Spinobots given legs by rat muscle and spinal cord tissue

Researchers have developed walking ‘spinobots,’ powered by rat muscle and spinal cord tissue on a 3D printed hydrogel skeleton.

Bio-bots are propelled by a ring of muscle on a hydrogel skeleton. Illinois researchers have been the first to innervate them with rat spinal cord segments, giving the spinobots a natural walking rhythm (Image: Collin Kaufman)

Previous biological robots – or bio-bots – could move forward by simple muscle contraction, but the integration of the spinal cord gives them a more natural walking rhythm, said study leader Martha Gillette, a professor of cell and developmental biology at the University of Illinois at Urbana-Champaign.


“These are the beginnings of a direction toward interactive biological devices that could have applications for neurocomputing and for restorative medicine,” Gillette said in a statement.

The researchers have published their findings in APL Bioengineering.

To make the so-called spinobots, the researchers first printed two posts for legs and a flexible backbone, measuring a few millimetres across. Then, they seeded it with muscle cells, which grew into muscle tissue. Finally, they integrated a segment of lumbar spinal cord from a rat.

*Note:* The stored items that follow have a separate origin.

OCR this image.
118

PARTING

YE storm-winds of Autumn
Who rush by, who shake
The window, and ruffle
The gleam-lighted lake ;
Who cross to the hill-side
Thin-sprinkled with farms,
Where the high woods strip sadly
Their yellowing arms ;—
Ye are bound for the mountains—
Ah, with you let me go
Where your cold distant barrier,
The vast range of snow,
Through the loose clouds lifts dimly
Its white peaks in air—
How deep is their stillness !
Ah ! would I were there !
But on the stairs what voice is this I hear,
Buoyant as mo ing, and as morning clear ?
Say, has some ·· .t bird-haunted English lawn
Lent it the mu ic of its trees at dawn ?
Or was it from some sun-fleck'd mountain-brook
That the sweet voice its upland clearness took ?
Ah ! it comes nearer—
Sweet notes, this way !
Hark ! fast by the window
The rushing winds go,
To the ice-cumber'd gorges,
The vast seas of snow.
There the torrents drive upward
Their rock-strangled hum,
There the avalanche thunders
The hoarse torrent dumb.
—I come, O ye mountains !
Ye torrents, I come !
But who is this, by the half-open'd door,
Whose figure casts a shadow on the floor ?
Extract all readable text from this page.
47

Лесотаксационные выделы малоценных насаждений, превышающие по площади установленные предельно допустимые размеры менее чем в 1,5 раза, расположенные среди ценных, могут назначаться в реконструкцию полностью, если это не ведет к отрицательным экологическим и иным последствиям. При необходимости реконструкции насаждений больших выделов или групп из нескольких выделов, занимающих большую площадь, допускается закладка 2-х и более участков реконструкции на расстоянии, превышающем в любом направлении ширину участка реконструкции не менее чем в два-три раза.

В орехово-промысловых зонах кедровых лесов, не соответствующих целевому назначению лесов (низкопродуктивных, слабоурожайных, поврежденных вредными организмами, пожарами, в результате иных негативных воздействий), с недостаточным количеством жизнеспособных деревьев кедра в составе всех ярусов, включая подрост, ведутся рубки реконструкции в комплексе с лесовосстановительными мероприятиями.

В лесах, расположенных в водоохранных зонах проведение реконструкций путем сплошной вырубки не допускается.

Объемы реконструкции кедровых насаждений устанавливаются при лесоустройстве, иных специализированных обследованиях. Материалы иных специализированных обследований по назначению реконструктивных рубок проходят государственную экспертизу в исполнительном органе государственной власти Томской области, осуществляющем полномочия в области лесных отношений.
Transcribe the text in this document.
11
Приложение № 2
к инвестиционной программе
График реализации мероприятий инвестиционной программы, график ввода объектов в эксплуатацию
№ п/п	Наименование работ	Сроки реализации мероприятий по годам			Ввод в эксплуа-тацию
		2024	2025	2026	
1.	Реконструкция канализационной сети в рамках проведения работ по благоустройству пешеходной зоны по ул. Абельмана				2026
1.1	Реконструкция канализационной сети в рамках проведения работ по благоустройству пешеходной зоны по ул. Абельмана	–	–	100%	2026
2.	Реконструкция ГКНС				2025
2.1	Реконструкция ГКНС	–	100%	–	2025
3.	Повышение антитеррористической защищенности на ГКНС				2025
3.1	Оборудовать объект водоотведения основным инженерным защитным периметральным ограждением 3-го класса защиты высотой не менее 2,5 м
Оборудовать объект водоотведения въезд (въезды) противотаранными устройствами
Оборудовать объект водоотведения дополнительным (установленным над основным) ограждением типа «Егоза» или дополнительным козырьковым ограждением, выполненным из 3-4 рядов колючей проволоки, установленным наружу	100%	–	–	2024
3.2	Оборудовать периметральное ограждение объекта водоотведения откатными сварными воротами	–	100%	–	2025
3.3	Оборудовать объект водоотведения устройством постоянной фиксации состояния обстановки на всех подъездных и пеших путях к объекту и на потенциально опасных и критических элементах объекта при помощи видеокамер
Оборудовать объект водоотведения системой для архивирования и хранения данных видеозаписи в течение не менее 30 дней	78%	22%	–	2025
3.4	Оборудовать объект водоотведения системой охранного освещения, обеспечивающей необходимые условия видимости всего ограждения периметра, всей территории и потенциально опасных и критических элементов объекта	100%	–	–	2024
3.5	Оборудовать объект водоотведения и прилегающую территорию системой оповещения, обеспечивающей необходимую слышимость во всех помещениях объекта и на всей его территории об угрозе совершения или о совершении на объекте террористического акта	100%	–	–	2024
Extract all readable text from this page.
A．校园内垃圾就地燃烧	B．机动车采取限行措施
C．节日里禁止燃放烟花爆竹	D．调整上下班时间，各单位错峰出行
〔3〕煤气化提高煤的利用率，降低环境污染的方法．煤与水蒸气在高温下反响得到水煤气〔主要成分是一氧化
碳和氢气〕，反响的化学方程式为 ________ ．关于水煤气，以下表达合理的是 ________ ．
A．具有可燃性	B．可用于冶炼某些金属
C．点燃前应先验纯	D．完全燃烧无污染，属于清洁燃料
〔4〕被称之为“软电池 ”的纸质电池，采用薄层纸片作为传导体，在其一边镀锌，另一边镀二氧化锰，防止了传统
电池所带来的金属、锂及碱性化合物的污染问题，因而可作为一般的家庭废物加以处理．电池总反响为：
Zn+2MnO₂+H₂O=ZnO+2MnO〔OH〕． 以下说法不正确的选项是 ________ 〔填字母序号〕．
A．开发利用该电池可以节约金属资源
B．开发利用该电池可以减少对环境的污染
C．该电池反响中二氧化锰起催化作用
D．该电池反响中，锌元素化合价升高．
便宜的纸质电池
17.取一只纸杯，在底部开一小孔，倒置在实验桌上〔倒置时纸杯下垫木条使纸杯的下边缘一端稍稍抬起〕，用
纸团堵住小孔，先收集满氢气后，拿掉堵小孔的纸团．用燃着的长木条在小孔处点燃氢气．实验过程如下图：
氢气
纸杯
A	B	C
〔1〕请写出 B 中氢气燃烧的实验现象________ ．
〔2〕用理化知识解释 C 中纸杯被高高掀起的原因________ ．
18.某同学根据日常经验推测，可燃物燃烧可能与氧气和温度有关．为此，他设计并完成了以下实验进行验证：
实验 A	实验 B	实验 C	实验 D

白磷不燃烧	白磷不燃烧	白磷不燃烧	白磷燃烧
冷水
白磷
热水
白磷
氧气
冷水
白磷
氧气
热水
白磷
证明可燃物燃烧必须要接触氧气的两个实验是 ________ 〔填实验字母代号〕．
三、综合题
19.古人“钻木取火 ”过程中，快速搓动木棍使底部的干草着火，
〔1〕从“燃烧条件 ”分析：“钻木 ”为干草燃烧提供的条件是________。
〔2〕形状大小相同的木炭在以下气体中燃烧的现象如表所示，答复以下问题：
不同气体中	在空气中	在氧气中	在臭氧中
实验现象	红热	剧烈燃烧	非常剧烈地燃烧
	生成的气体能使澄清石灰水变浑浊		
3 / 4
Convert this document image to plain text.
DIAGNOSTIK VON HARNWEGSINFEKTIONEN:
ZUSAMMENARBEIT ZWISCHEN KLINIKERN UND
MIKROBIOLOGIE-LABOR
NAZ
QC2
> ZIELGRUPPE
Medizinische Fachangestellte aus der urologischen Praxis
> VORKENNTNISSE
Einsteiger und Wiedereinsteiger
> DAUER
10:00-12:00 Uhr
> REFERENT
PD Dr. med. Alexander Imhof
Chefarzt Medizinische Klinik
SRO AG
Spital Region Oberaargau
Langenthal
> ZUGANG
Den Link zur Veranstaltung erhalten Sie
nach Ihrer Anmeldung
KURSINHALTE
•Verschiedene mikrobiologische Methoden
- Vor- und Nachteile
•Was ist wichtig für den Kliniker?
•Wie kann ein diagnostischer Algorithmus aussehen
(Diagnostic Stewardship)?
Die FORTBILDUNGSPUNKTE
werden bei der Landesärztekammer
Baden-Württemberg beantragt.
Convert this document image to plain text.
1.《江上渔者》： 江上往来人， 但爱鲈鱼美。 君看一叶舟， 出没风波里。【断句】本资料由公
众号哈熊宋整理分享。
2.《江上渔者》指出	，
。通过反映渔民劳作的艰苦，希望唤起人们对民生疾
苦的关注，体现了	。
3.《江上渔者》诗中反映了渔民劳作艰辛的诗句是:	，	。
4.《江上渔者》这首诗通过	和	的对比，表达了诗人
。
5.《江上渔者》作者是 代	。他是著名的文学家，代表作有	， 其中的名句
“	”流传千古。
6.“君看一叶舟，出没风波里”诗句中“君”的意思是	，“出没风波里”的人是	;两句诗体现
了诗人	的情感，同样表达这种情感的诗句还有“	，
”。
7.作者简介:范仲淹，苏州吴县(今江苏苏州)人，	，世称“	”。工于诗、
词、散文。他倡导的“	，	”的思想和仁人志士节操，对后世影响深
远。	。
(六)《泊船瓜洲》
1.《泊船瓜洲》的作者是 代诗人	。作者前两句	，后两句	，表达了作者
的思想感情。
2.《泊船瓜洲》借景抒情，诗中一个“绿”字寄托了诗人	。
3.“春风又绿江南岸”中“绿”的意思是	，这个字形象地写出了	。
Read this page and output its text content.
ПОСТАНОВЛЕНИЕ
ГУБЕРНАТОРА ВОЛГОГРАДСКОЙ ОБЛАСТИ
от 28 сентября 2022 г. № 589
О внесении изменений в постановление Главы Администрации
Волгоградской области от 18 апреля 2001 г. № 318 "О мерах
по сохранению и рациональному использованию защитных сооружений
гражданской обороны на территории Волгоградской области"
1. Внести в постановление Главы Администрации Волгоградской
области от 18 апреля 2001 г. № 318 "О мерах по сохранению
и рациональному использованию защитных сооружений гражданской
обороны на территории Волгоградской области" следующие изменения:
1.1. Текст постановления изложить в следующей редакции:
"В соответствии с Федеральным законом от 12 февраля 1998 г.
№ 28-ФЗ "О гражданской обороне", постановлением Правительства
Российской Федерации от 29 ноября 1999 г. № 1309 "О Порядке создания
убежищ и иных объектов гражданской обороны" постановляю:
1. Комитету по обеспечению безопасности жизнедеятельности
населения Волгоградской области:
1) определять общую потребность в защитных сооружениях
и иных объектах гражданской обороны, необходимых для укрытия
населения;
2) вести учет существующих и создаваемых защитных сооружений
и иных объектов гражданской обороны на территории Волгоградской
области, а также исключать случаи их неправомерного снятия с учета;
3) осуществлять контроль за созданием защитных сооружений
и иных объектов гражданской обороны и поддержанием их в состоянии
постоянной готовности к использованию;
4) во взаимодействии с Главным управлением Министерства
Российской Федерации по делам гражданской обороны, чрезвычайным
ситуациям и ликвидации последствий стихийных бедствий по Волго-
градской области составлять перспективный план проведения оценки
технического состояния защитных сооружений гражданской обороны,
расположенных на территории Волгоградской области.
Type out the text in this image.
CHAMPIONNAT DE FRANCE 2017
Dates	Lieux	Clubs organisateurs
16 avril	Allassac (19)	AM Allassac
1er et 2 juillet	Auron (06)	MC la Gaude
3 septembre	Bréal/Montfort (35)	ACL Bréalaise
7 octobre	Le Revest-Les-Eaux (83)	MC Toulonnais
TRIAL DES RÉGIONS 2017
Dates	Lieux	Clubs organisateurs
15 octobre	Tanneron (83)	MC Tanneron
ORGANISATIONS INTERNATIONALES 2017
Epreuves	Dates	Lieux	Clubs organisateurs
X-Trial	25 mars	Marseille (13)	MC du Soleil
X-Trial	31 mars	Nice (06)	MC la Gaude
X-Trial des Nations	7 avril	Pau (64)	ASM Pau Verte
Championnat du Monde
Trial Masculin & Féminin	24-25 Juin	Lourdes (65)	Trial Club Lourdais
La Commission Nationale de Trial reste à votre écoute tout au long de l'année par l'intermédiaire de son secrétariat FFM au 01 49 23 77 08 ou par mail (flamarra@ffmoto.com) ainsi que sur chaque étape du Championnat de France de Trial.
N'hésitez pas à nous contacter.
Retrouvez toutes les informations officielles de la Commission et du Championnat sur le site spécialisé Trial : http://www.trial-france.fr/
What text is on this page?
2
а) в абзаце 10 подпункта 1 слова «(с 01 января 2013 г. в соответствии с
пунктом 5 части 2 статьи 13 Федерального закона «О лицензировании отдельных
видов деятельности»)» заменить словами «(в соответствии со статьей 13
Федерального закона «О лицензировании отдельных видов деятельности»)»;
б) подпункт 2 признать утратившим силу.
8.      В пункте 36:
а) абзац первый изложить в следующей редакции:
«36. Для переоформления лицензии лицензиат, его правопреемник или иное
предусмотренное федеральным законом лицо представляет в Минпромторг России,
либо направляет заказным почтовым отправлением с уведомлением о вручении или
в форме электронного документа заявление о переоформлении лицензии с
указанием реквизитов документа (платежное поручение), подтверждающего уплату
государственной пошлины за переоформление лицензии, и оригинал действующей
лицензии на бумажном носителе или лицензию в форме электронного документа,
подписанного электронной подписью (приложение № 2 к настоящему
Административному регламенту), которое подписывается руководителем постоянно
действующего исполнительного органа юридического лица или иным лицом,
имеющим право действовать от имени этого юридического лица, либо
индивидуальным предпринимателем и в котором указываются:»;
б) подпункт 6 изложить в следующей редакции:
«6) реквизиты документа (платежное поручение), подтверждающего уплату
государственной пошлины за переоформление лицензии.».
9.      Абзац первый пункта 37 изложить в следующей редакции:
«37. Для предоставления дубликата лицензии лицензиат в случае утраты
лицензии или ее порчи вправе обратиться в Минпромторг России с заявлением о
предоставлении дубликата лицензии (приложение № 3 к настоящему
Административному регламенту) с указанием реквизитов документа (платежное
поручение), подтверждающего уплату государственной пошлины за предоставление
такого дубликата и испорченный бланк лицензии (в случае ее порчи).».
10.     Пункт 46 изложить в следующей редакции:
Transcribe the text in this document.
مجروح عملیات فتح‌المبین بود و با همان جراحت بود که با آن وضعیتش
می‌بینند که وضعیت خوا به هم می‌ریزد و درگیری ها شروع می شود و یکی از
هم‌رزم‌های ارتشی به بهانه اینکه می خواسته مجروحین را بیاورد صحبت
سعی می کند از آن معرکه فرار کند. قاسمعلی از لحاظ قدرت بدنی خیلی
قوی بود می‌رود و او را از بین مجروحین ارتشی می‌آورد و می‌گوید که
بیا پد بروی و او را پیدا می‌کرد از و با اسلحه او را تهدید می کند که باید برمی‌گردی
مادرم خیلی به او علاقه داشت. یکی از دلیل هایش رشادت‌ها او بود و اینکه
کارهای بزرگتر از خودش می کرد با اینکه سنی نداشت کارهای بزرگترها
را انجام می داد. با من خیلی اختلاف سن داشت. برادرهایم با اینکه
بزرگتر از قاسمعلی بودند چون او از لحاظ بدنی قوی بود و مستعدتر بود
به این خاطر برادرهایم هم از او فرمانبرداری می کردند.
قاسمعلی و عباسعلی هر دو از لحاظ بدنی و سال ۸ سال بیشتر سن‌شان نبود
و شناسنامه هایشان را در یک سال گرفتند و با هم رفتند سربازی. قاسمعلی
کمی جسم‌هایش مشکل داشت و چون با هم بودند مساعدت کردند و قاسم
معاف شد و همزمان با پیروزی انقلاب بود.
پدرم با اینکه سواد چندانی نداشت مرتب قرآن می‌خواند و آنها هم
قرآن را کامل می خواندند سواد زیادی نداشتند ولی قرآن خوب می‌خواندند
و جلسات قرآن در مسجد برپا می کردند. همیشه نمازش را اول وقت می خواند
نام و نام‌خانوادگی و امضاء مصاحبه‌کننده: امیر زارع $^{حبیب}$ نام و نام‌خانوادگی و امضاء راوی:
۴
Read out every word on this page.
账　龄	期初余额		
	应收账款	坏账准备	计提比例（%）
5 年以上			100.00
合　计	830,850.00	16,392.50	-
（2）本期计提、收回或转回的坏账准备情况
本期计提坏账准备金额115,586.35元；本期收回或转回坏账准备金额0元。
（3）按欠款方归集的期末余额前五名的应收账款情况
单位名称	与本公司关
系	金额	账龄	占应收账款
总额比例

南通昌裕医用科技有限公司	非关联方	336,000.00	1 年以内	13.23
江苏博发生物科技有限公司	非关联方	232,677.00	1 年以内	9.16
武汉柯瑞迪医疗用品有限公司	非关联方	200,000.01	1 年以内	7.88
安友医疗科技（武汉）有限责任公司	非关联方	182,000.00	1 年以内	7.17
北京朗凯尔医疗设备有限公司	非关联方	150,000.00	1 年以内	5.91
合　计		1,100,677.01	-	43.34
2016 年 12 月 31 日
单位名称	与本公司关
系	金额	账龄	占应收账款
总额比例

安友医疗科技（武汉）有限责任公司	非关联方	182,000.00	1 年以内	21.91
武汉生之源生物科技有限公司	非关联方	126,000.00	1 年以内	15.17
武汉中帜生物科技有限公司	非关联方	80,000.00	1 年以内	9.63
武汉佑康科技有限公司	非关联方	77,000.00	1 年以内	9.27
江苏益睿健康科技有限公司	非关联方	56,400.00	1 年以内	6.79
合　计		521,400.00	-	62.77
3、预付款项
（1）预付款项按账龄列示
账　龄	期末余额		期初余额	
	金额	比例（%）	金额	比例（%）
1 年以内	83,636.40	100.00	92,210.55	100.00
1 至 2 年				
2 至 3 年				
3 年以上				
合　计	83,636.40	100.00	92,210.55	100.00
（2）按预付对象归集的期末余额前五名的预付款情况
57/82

“We specifically selected the lumbar spinal cord because previous work has demonstrated that it houses the circuits that control left-right alternation for lower limbs during walking,” said graduate student Collin Kaufman, the first author of the paper. “From an engineering perspective, neurons are necessary to drive ever more complex, coordinated muscle movements. The most challenging obstacle for innervation was that nobody had ever cultured an intact rodent spinal cord before.”

According to UIUC, the researchers had to devise a method to extract the intact spinal cord and then culture it. They then had to integrate it onto the bio-bot and culture the muscle and nerve tissue together and do it in a way that the neurons form junctions with the muscle.

The researchers reportedly saw spontaneous muscle contractions in the spinobots, signalling that the desired neuro-muscular junctions had formed and the two cell types were communicating. To verify that the spinal cord was functioning as it should to promote walking, the researchers are said to have added glutamate, a neurotransmitter that prompts nerves to signal muscle to contract.

The glutamate caused the muscle to contract and the legs to move in a natural walking rhythm. When the glutamate was rinsed away, the spinobots stopped walking.

The researchers plan to further refine the spinobots’ movement, making their gaits more natural. The researchers hope this small-scale spinal cord integration is a first step toward creating in vitro models of the peripheral nervous system, which they said is difficult to study in live patients or animal models.